MARIA NILCE MOTA - Superintendente de Ação Social e Filantropia do Centro de Integração Empresa-Escola (Ciee)
A desigualdade de gênero persiste como um grave problema social no Brasil. A despeito de todos os avanços da sociedade é inquestionável a forte influência do patriarcado na nossa formação como indivíduos. A relação homem x mulher continua desigual (de maneira sistêmica e cultural) e está presente no meio social, profissional e familiar.
Apesar de as mulheres brasileiras representarem a maioria da população (51,7%), isso está longe de ser traduzido em empregabilidade. De acordo com o Instituto Brasileiro de Geografia e Estatística, o IBGE, as mulheres lideram as taxas de desemprego e foram as que mais perderam oportunidades por conta da crise econômica desencadeada pela pandemia de covid-19. Quando falamos em cargos de liderança a disparidade na representatividade se torna ainda mais evidente. Ainda segundo dados do instituto, as mulheres receberam apenas 77,7% do salário dos homens em 2019.
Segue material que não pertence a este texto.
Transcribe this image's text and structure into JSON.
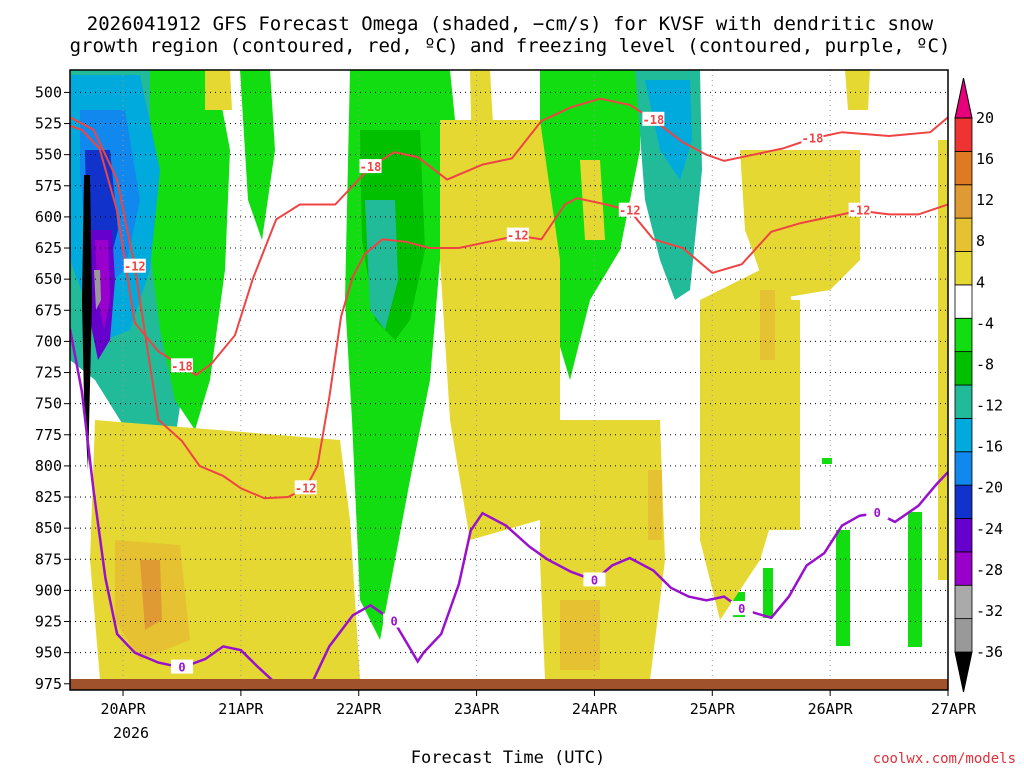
{
  "title_line1": "2026041912 GFS Forecast Omega (shaded, −cm/s) for KVSF with dendritic snow",
  "title_line2": "growth region (contoured, red, ºC) and freezing level (contoured, purple, ºC)",
  "credit": "coolwx.com/models",
  "chart_data": {
    "type": "heatmap",
    "title": "2026041912 GFS Forecast Omega (shaded, −cm/s) for KVSF with dendritic snow growth region (contoured, red, ºC) and freezing level (contoured, purple, ºC)",
    "xlabel": "Forecast Time (UTC)",
    "ylabel": "",
    "x_ticks": [
      "20APR",
      "21APR",
      "22APR",
      "23APR",
      "24APR",
      "25APR",
      "26APR",
      "27APR"
    ],
    "x_tick_days": [
      1,
      2,
      3,
      4,
      5,
      6,
      7,
      8
    ],
    "x_sublabel": "2026",
    "xlim_days": [
      0.55,
      8.0
    ],
    "y_ticks": [
      500,
      525,
      550,
      575,
      600,
      625,
      650,
      675,
      700,
      725,
      750,
      775,
      800,
      825,
      850,
      875,
      900,
      925,
      950,
      975
    ],
    "ylim_hpa": [
      482,
      980
    ],
    "colorbar": {
      "colors": [
        "#000000",
        "#999999",
        "#aaaaaa",
        "#9900cc",
        "#6600cc",
        "#1133cc",
        "#1188ee",
        "#00aadd",
        "#22bb99",
        "#00c000",
        "#11dd11",
        "#ffffff",
        "#e6d833",
        "#e6c233",
        "#e09a33",
        "#e07a22",
        "#ee3333",
        "#e6007a"
      ],
      "labels": [
        "-36",
        "-32",
        "-28",
        "-24",
        "-20",
        "-16",
        "-12",
        "-8",
        "-4",
        "4",
        "8",
        "12",
        "16",
        "20"
      ]
    },
    "contours": {
      "dgz_upper_minus18": {
        "label": "-18",
        "points": [
          [
            0.55,
            527
          ],
          [
            0.65,
            530
          ],
          [
            0.8,
            545
          ],
          [
            0.95,
            595
          ],
          [
            1.1,
            685
          ],
          [
            1.3,
            708
          ],
          [
            1.5,
            720
          ],
          [
            1.62,
            727
          ],
          [
            1.75,
            718
          ],
          [
            1.95,
            695
          ],
          [
            2.1,
            650
          ],
          [
            2.3,
            602
          ],
          [
            2.5,
            590
          ],
          [
            2.8,
            590
          ],
          [
            3.1,
            560
          ],
          [
            3.3,
            548
          ],
          [
            3.5,
            552
          ],
          [
            3.75,
            570
          ],
          [
            4.05,
            558
          ],
          [
            4.3,
            553
          ],
          [
            4.55,
            523
          ],
          [
            4.8,
            512
          ],
          [
            5.05,
            505
          ],
          [
            5.3,
            510
          ],
          [
            5.5,
            522
          ],
          [
            5.75,
            540
          ],
          [
            5.95,
            550
          ],
          [
            6.1,
            555
          ],
          [
            6.35,
            550
          ],
          [
            6.6,
            545
          ],
          [
            6.85,
            537
          ],
          [
            7.1,
            532
          ],
          [
            7.5,
            535
          ],
          [
            7.85,
            532
          ],
          [
            8.0,
            520
          ]
        ]
      },
      "dgz_lower_minus12": {
        "label": "-12",
        "points": [
          [
            0.55,
            520
          ],
          [
            0.75,
            530
          ],
          [
            0.95,
            570
          ],
          [
            1.1,
            640
          ],
          [
            1.3,
            763
          ],
          [
            1.5,
            780
          ],
          [
            1.65,
            800
          ],
          [
            1.85,
            808
          ],
          [
            2.0,
            818
          ],
          [
            2.2,
            826
          ],
          [
            2.4,
            825
          ],
          [
            2.55,
            818
          ],
          [
            2.65,
            800
          ],
          [
            2.75,
            745
          ],
          [
            2.85,
            680
          ],
          [
            2.95,
            648
          ],
          [
            3.05,
            630
          ],
          [
            3.2,
            618
          ],
          [
            3.4,
            620
          ],
          [
            3.6,
            625
          ],
          [
            3.85,
            625
          ],
          [
            4.1,
            620
          ],
          [
            4.35,
            615
          ],
          [
            4.55,
            618
          ],
          [
            4.75,
            590
          ],
          [
            4.85,
            585
          ],
          [
            5.1,
            590
          ],
          [
            5.3,
            595
          ],
          [
            5.5,
            618
          ],
          [
            5.75,
            625
          ],
          [
            6.0,
            645
          ],
          [
            6.25,
            638
          ],
          [
            6.5,
            612
          ],
          [
            6.75,
            605
          ],
          [
            7.0,
            600
          ],
          [
            7.25,
            595
          ],
          [
            7.5,
            598
          ],
          [
            7.75,
            598
          ],
          [
            8.0,
            590
          ]
        ]
      },
      "freezing_level_0C": {
        "label": "0",
        "points": [
          [
            0.55,
            690
          ],
          [
            0.65,
            740
          ],
          [
            0.75,
            820
          ],
          [
            0.85,
            890
          ],
          [
            0.95,
            935
          ],
          [
            1.1,
            950
          ],
          [
            1.3,
            958
          ],
          [
            1.5,
            962
          ],
          [
            1.7,
            955
          ],
          [
            1.85,
            945
          ],
          [
            2.0,
            948
          ],
          [
            2.15,
            962
          ],
          [
            2.3,
            975
          ],
          [
            2.45,
            982
          ],
          [
            2.6,
            975
          ],
          [
            2.75,
            945
          ],
          [
            2.95,
            920
          ],
          [
            3.1,
            912
          ],
          [
            3.3,
            925
          ],
          [
            3.5,
            957
          ],
          [
            3.55,
            950
          ],
          [
            3.7,
            935
          ],
          [
            3.85,
            895
          ],
          [
            3.95,
            852
          ],
          [
            4.05,
            838
          ],
          [
            4.25,
            848
          ],
          [
            4.45,
            865
          ],
          [
            4.6,
            875
          ],
          [
            4.8,
            885
          ],
          [
            5.0,
            892
          ],
          [
            5.15,
            880
          ],
          [
            5.3,
            874
          ],
          [
            5.5,
            884
          ],
          [
            5.65,
            898
          ],
          [
            5.8,
            905
          ],
          [
            5.95,
            908
          ],
          [
            6.1,
            905
          ],
          [
            6.25,
            915
          ],
          [
            6.5,
            922
          ],
          [
            6.65,
            905
          ],
          [
            6.8,
            880
          ],
          [
            6.95,
            870
          ],
          [
            7.1,
            848
          ],
          [
            7.25,
            840
          ],
          [
            7.4,
            838
          ],
          [
            7.55,
            845
          ],
          [
            7.75,
            832
          ],
          [
            7.9,
            815
          ],
          [
            8.0,
            805
          ]
        ]
      }
    },
    "omega_regions_note": "Shaded omega values: green/cyan/blue (rising, -4 to -36) in upper levels early and at 22APR & 24APR; yellow/orange (sinking, 4 to 12) widespread in lower levels"
  }
}
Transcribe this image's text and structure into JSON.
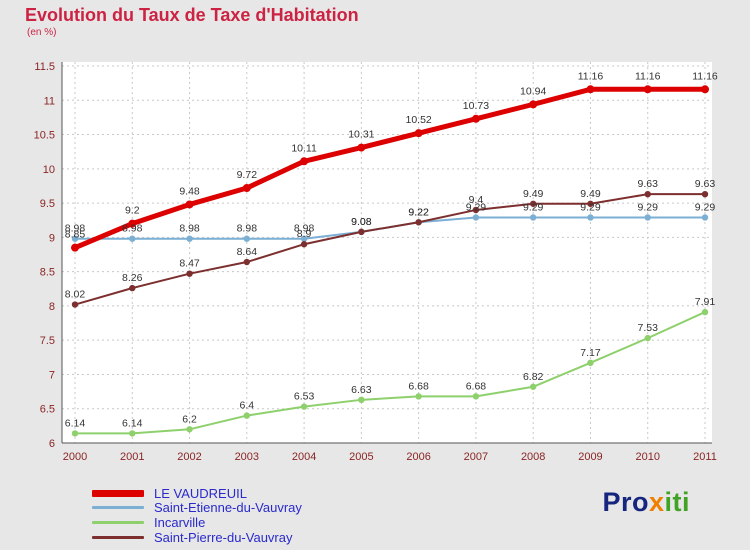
{
  "header": {
    "title": "Evolution du Taux de Taxe d'Habitation",
    "subtitle": "(en %)"
  },
  "chart_data": {
    "type": "line",
    "x": [
      2000,
      2001,
      2002,
      2003,
      2004,
      2005,
      2006,
      2007,
      2008,
      2009,
      2010,
      2011
    ],
    "series": [
      {
        "name": "LE VAUDREUIL",
        "color": "#dd0000",
        "width": 5,
        "values": [
          8.85,
          9.2,
          9.48,
          9.72,
          10.11,
          10.31,
          10.52,
          10.73,
          10.94,
          11.16,
          11.16,
          11.16
        ]
      },
      {
        "name": "Saint-Etienne-du-Vauvray",
        "color": "#7bafd4",
        "width": 2,
        "values": [
          8.98,
          8.98,
          8.98,
          8.98,
          8.98,
          9.08,
          9.22,
          9.29,
          9.29,
          9.29,
          9.29,
          9.29
        ]
      },
      {
        "name": "Incarville",
        "color": "#8ed06c",
        "width": 2,
        "values": [
          6.14,
          6.14,
          6.2,
          6.4,
          6.53,
          6.63,
          6.68,
          6.68,
          6.82,
          7.17,
          7.53,
          7.91
        ]
      },
      {
        "name": "Saint-Pierre-du-Vauvray",
        "color": "#7d2f2f",
        "width": 2,
        "values": [
          8.02,
          8.26,
          8.47,
          8.64,
          8.9,
          9.08,
          9.22,
          9.4,
          9.49,
          9.49,
          9.63,
          9.63
        ]
      }
    ],
    "title": "Evolution du Taux de Taxe d'Habitation",
    "xlabel": "",
    "ylabel": "en %",
    "ylim": [
      6,
      11.5
    ],
    "ytick_step": 0.5,
    "grid": true,
    "legend_position": "bottom-left"
  },
  "colors": {
    "title": "#cc2343",
    "axis_tick": "#8b2525",
    "axis_line": "#555555",
    "grid": "#c8c8c8",
    "data_label": "#333333",
    "plot_background": "#ffffff",
    "page_background": "#e7e7e7",
    "legend_text": "#2a2acc"
  },
  "logo": {
    "segments": [
      {
        "text": "Pro",
        "color": "#16267e"
      },
      {
        "text": "x",
        "color": "#f07f00"
      },
      {
        "text": "iti",
        "color": "#41a326"
      }
    ]
  }
}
Conforme escalamos a pirâmide hierárquica, a disparidade aumenta e as mulheres continuam a ter proventos menores, cerca de 61,9% do rendimento dos homens em cargos de gerência e diretoria. Àqueles que buscam desculpas para justificar o injustificável não poderão se utilizar do grau de instrução, uma vez que as mulheres ultrapassaram a escolaridade dos homens ainda em 1991, de acordo com Núcleo de Pesquisa em Gênero e Economia (NPGE), da Faculdade de Economia da Universidade Federal Fluminense (UFF). Avanço resultante meramente de decisões pessoais das mulheres, já que não foram desenvolvidas políticas públicas para facilitar maior acesso à educação.
O exercício da liderança ainda pressupõe combates recorrentes aos estereótipos sociais e culturais. A associação entre liderança e masculino ainda é potente na sociedade, e essa construção nunca levou em conta a jornada de trabalho não remunerado, tais quais, cuidados com as crianças, demandas domésticas e outras responsabilidades familiares, fazendo com que o esforço das mulheres para alcançar cargos de gestão seja maiores e mais desafiadoras.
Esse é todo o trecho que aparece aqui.